Even on a campus that’s hosted more than its fair share of controversial figures, Danish cartoonist Kurt Westergaard’s Sept. 29 visit stood out as a sensitive undertaking.
Westergaard’s drawing of the Prophet Muhammad with a bomb in his turban outraged many in the Middle East and Africa in 2005. Ultimately, more than 200 people died during anti-Danish riots.
The cartoonist’s road to Princeton began in early September when an alumnus told Dan May ’11, the editor-in-chief of American Foreign Policy magazine, about Westergaard’s interest in speaking to students during a brief trip to New York. May then asked the Whig-Clio Society to co-sponsor the event.
The society accepted. “This is something that really adds to the dialogue on campus, and dialogue in general on freedom of speech, freedom of press, and the place of Islam in the Western media,” Whig-Clio president Ben Weisman ’11 said.

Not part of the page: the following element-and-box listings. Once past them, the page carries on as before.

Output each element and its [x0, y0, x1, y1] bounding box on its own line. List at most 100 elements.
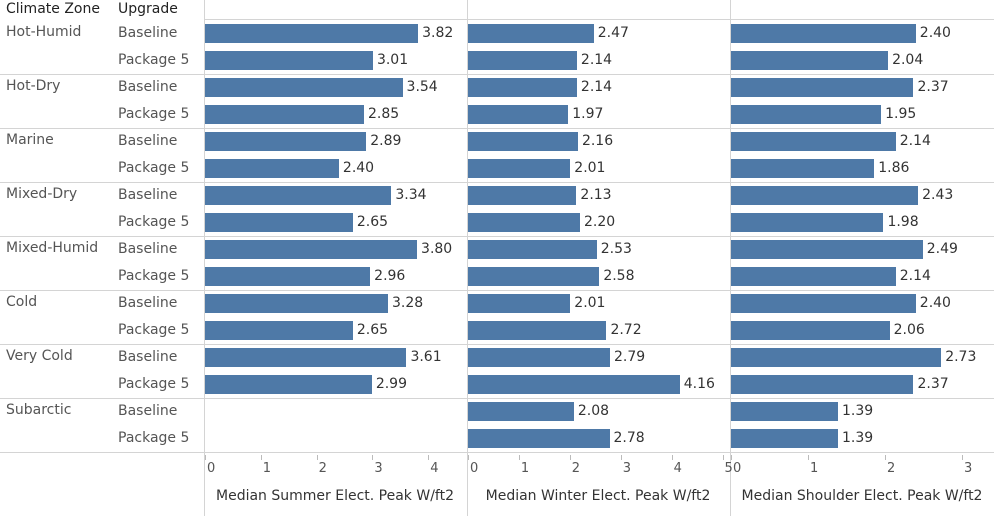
bar — [205, 132, 367, 151]
bar — [731, 78, 914, 97]
bar — [205, 213, 353, 232]
climate-zone-label: Mixed-Humid — [6, 240, 99, 256]
data-label: 2.08 — [577, 403, 610, 419]
bar — [468, 375, 680, 394]
data-label: 1.98 — [887, 214, 919, 230]
bar — [468, 213, 580, 232]
bar — [468, 267, 600, 286]
data-label: 2.13 — [580, 187, 612, 203]
x-tick-label: 5 — [724, 461, 733, 476]
data-label: 1.86 — [878, 160, 910, 176]
bar — [731, 105, 882, 124]
data-label: 2.40 — [919, 295, 951, 311]
upgrade-label: Baseline — [118, 133, 178, 149]
climate-zone-label: Hot-Dry — [6, 78, 61, 94]
data-label: 2.37 — [917, 79, 949, 95]
bar — [205, 24, 419, 43]
x-tick-mark — [885, 455, 886, 460]
data-label: 2.14 — [899, 133, 931, 149]
group-divider — [0, 344, 994, 345]
data-label: 2.01 — [574, 160, 606, 176]
x-axis-title: Median Summer Elect. Peak W/ft2 — [216, 488, 454, 504]
upgrade-label: Package 5 — [118, 160, 190, 176]
bar — [731, 429, 839, 448]
data-label: 3.01 — [376, 52, 409, 68]
upgrade-label: Baseline — [118, 349, 178, 365]
data-label: 2.73 — [945, 349, 977, 365]
data-label: 2.06 — [893, 322, 925, 338]
x-tick-label: 0 — [733, 461, 742, 476]
x-tick-label: 3 — [622, 461, 631, 476]
climate-zone-label: Mixed-Dry — [6, 186, 78, 202]
x-tick-mark — [260, 455, 262, 460]
upgrade-label: Baseline — [118, 403, 178, 419]
climate-zone-label: Marine — [6, 132, 54, 148]
data-label: 3.54 — [406, 79, 438, 95]
group-divider — [0, 74, 994, 75]
upgrade-label: Package 5 — [118, 214, 190, 230]
data-label: 2.04 — [892, 52, 924, 68]
group-divider — [0, 128, 994, 129]
header-climate-zone: Climate Zone — [6, 1, 100, 17]
data-label: 2.14 — [580, 79, 613, 95]
data-label: 2.99 — [375, 376, 407, 392]
bar — [468, 159, 571, 178]
data-label: 1.39 — [842, 430, 874, 446]
bar — [731, 294, 916, 313]
x-tick-label: 1 — [520, 461, 530, 476]
x-tick-mark — [428, 455, 430, 460]
data-label: 2.65 — [356, 322, 389, 338]
upgrade-label: Package 5 — [118, 52, 190, 68]
data-label: 2.40 — [342, 160, 375, 176]
data-label: 3.80 — [421, 241, 453, 257]
data-label: 2.85 — [368, 106, 400, 122]
upgrade-label: Baseline — [118, 25, 178, 41]
panel-divider — [204, 0, 205, 516]
data-label: 2.16 — [581, 133, 614, 149]
bar — [205, 78, 403, 97]
bar — [205, 51, 373, 70]
x-tick-label: 4 — [673, 461, 682, 476]
chart-bottom-line — [0, 452, 994, 453]
data-label: 2.01 — [574, 295, 606, 311]
bar — [205, 105, 365, 124]
data-label: 2.65 — [356, 214, 389, 230]
x-tick-label: 2 — [887, 461, 896, 476]
bar — [205, 294, 389, 313]
data-label: 2.49 — [926, 241, 958, 257]
bar — [468, 105, 569, 124]
x-tick-mark — [205, 455, 206, 460]
x-tick-label: 1 — [262, 461, 272, 476]
x-axis-title: Median Winter Elect. Peak W/ft2 — [485, 488, 711, 504]
bar — [205, 267, 371, 286]
data-label: 3.61 — [410, 349, 442, 365]
data-label: 2.89 — [370, 133, 402, 149]
upgrade-label: Package 5 — [118, 376, 190, 392]
bar — [468, 78, 577, 97]
data-label: 1.39 — [842, 403, 874, 419]
bar — [731, 348, 942, 367]
x-tick-label: 0 — [207, 461, 216, 476]
bar — [731, 51, 889, 70]
upgrade-label: Package 5 — [118, 430, 190, 446]
data-label: 2.40 — [919, 25, 951, 41]
upgrade-label: Baseline — [118, 295, 178, 311]
bar — [205, 348, 407, 367]
upgrade-label: Package 5 — [118, 106, 190, 122]
x-tick-mark — [620, 455, 622, 460]
bar — [468, 132, 578, 151]
upgrade-label: Package 5 — [118, 268, 190, 284]
data-label: 2.43 — [922, 187, 954, 203]
x-tick-mark — [722, 455, 724, 460]
x-tick-mark — [518, 455, 520, 460]
data-label: 1.95 — [885, 106, 917, 122]
data-label: 2.20 — [583, 214, 616, 230]
bar — [731, 24, 916, 43]
x-tick-mark — [468, 455, 469, 460]
bar — [205, 186, 392, 205]
data-label: 2.79 — [614, 349, 646, 365]
data-label: 3.34 — [395, 187, 427, 203]
data-label: 3.28 — [392, 295, 424, 311]
bar — [731, 186, 919, 205]
x-tick-mark — [372, 455, 374, 460]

Westergaard has received scores of death threats, and the timing of the Princeton event — the fourth anniversary of the cartoon’s publication — further increased the security challenge. Only about 100 students and faculty who had registered in advance could attend the speech; they were thoroughly searched by police who were brought in to secure Whig Hall.
Westergaard, his cartoon projected behind him, delivered pointed commentary about what he saw as the growing threat of “Islamism” in the West.

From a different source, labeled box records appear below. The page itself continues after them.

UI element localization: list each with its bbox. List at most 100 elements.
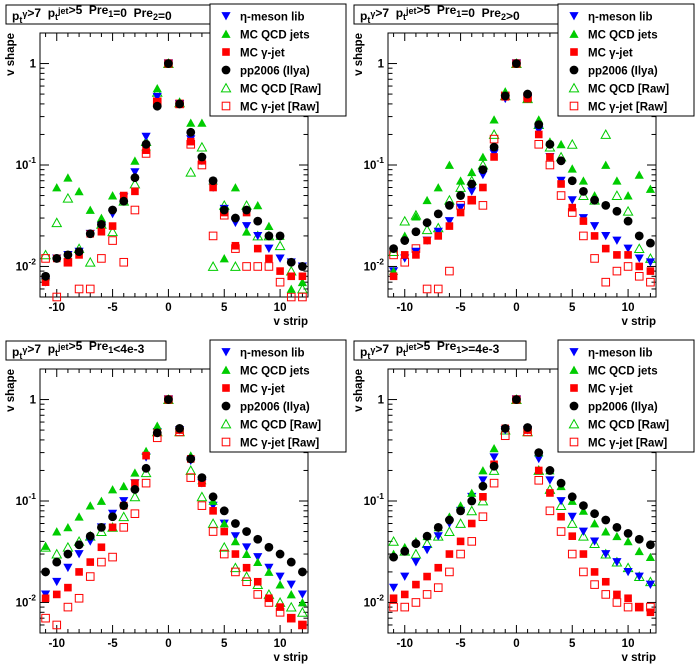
legend-marker-tri-up: [569, 29, 579, 38]
data-point: [41, 254, 50, 263]
data-point: [568, 203, 577, 212]
data-point: [41, 278, 50, 286]
data-point: [86, 558, 95, 566]
data-point: [456, 191, 465, 200]
data-point: [85, 229, 95, 239]
data-point: [445, 222, 454, 230]
data-point: [556, 156, 566, 166]
data-point: [130, 468, 140, 477]
data-point: [612, 558, 622, 567]
x-tick-label: -5: [455, 302, 466, 314]
data-point: [546, 489, 554, 497]
data-point: [612, 598, 622, 607]
data-point: [108, 512, 117, 522]
data-point: [613, 251, 621, 259]
data-point: [253, 262, 263, 271]
data-point: [219, 254, 229, 263]
legend-label: MC QCD jets: [240, 366, 310, 378]
data-point: [601, 160, 611, 169]
data-point: [286, 590, 296, 599]
data-point: [634, 231, 644, 241]
data-point: [141, 132, 151, 142]
x-tick-label: 10: [274, 638, 287, 650]
data-point: [601, 277, 611, 287]
legend-label: MC QCD [Raw]: [588, 84, 669, 96]
data-point: [489, 142, 499, 152]
data-point: [555, 500, 567, 511]
data-point: [130, 485, 140, 494]
data-point: [567, 549, 577, 559]
data-point: [444, 217, 455, 226]
data-point: [130, 509, 140, 518]
legend-label: MC γ-jet [Raw]: [588, 438, 667, 450]
legend-marker-square-open: [569, 101, 579, 111]
data-point: [400, 546, 410, 556]
legend-label: pp2006 (Ilya): [588, 66, 658, 78]
data-point: [185, 166, 197, 177]
data-point: [412, 580, 420, 589]
x-tick-label: 5: [569, 638, 576, 650]
data-point: [253, 590, 263, 599]
y-tick-label: 1: [30, 395, 37, 407]
data-point: [635, 262, 644, 271]
data-point: [241, 543, 252, 552]
data-point: [264, 221, 274, 230]
data-point: [41, 613, 50, 623]
legend-marker-circle: [569, 65, 579, 75]
data-point: [534, 130, 543, 139]
data-point: [577, 190, 589, 200]
data-point: [601, 515, 611, 525]
data-point: [108, 236, 117, 245]
data-point: [153, 97, 162, 106]
data-point: [477, 495, 489, 506]
data-point: [512, 59, 521, 68]
data-point: [445, 515, 454, 525]
data-point: [590, 254, 599, 263]
data-point: [534, 448, 544, 457]
data-point: [242, 527, 251, 536]
data-point: [579, 567, 588, 577]
data-point: [589, 538, 601, 549]
data-point: [634, 254, 644, 263]
data-point: [399, 215, 411, 226]
legend-label: η-meson lib: [240, 348, 305, 360]
x-tick-label: 0: [165, 638, 171, 650]
data-point: [478, 466, 488, 475]
data-point: [601, 550, 611, 559]
data-point: [286, 292, 296, 302]
legend-label: MC QCD jets: [240, 30, 310, 42]
data-point: [612, 206, 622, 216]
data-point: [63, 250, 73, 260]
data-point: [567, 492, 577, 502]
data-point: [545, 476, 555, 485]
data-point: [219, 506, 229, 516]
x-tick-label: 10: [622, 638, 635, 650]
data-point: [97, 522, 106, 532]
data-point: [433, 522, 443, 532]
data-point: [612, 266, 622, 276]
data-point: [230, 537, 241, 546]
data-point: [275, 572, 285, 581]
data-point: [633, 243, 645, 254]
data-point: [556, 527, 566, 536]
data-point: [646, 267, 655, 275]
legend-label: η-meson lib: [240, 12, 305, 24]
data-point: [275, 231, 285, 241]
data-point: [634, 546, 644, 556]
data-point: [253, 232, 263, 241]
data-point: [445, 266, 454, 276]
legend-label: pp2006 (Ilya): [240, 402, 310, 414]
data-point: [208, 492, 218, 502]
title-box: [5, 340, 167, 361]
legend-marker-tri-up-open: [220, 418, 232, 429]
data-point: [63, 602, 73, 612]
data-point: [456, 549, 465, 559]
data-point: [578, 176, 589, 185]
data-point: [119, 481, 129, 491]
legend-box: [557, 339, 695, 453]
data-point: [545, 466, 555, 475]
x-tick-label: -10: [396, 302, 413, 314]
data-point: [478, 201, 488, 210]
data-point: [97, 557, 106, 567]
data-point: [455, 176, 466, 185]
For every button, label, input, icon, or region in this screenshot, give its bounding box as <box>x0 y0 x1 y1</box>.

Organizers invited Sohaib Sultan, coordinator for Muslim life, to offer a reflection after the speech. “My opinion as a devout Muslim is that I find the cartoons to be an offensive portrayal of a figure that is very revered in Islam,” Sultan said.
In the end — and in contrast with Yale, where Westergaard’s appearance the next day was met with student demonstrations — the Muslim Student Association and other groups decided not to protest the event.